Have you ever heard of a defense attorney claiming that his client’s DNA and fingerprints are on thosuands of items all over the world, and the fact that they happen to be present at the crime scene should be ignored? I never have heard of such a defense, yet there are mnay people on this blog using it despite the absurdity.
@Johan, Any new detail of the CI that would be released could change everything. MY has lied and deceived from the get go., doctored ATC tapes and probably lots more. It would not surprise me one bit if they threatened people to keep their mouths shut. Growing up in Asia I can assure you many are wonderful people but I was shocked at the behaviour of the MY government from day 1. They stink. Their smell permeates the air. It’s disgusting. A putin smell. 239 people lost their lives and they do not give a shit, thats the bottom line. This is why I hope they find the fuselage and that we may all get answers to many questions we have been throwing around for so long.
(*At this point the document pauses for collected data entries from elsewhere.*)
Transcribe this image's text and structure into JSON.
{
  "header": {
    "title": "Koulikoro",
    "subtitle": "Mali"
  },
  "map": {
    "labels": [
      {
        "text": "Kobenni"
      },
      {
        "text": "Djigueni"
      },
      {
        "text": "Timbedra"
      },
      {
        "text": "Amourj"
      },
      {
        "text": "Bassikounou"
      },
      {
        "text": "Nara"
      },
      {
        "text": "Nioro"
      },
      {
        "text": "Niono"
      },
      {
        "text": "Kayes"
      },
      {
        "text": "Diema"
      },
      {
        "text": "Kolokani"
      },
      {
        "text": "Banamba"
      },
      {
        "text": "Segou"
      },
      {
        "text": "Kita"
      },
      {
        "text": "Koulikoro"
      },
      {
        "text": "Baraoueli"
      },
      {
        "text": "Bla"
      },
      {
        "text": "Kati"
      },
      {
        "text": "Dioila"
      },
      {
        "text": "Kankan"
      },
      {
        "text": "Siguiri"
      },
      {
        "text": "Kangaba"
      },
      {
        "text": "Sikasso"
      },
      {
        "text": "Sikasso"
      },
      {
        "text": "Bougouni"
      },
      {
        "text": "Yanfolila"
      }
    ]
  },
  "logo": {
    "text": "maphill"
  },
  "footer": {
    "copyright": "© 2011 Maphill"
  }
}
My 2 cents on ZS is, there was a lot more going on than meets the eye. He was a troubled and lonely man, IMO. You can see it in his eyes, no matter what picture you look at. His grey mouse friend was a means to fill a void if you ask me. Emptyness. Suicide is not about sadness, it’s about not seeing a reason to live. This is Malaysia, a culture that is different from ours.
On a prior flight, the FO had the issue of allowing strangers into the cockpit, and I am wondering if this suggests a certain lack of discipline (maybe he left his phone on?).
@Matt Moriarty – I am unsure of your statement regarding speeds. Obviously a conscious pilot could adjust the speed as often as he desired. However, in the case of a ghost flight many here have used ECON 52, LRC, MRC and Holding as a speed profile that would be held from the FMT until fuel exhaustion. Are you saying that is not possible and a constant Mach would be held regardless of the changing conditions?
Ge Rijn said:
“What I was saying is Zaharie was the one on the radio, the F/O was flying the plane. ”
Was he though?
Have another listen to those calls.
There is an edited BBC version with just the relevant calls here:
https://www.youtube.com/watch?v=TURvs1g4S04
The final ‘Goodnight’ seems to be a much smoother, and a more (naturally) American-tinged accent, without the stacatto delivery and ‘Ah…’s that Zaharie demonstrates in the earlier calls and in his Youtube videos.
I would say Zaharie made the two ‘Maintaining flight level three five zero’ calls, but the other calls from the aircraft in the above clip, including the final call, are not him.
Do we know if Z knew the crew or if they were strangers to him as well? I can see a logic that would say if he knew the crew that would make suicide less likely as hed be killing known individuals as well as himself.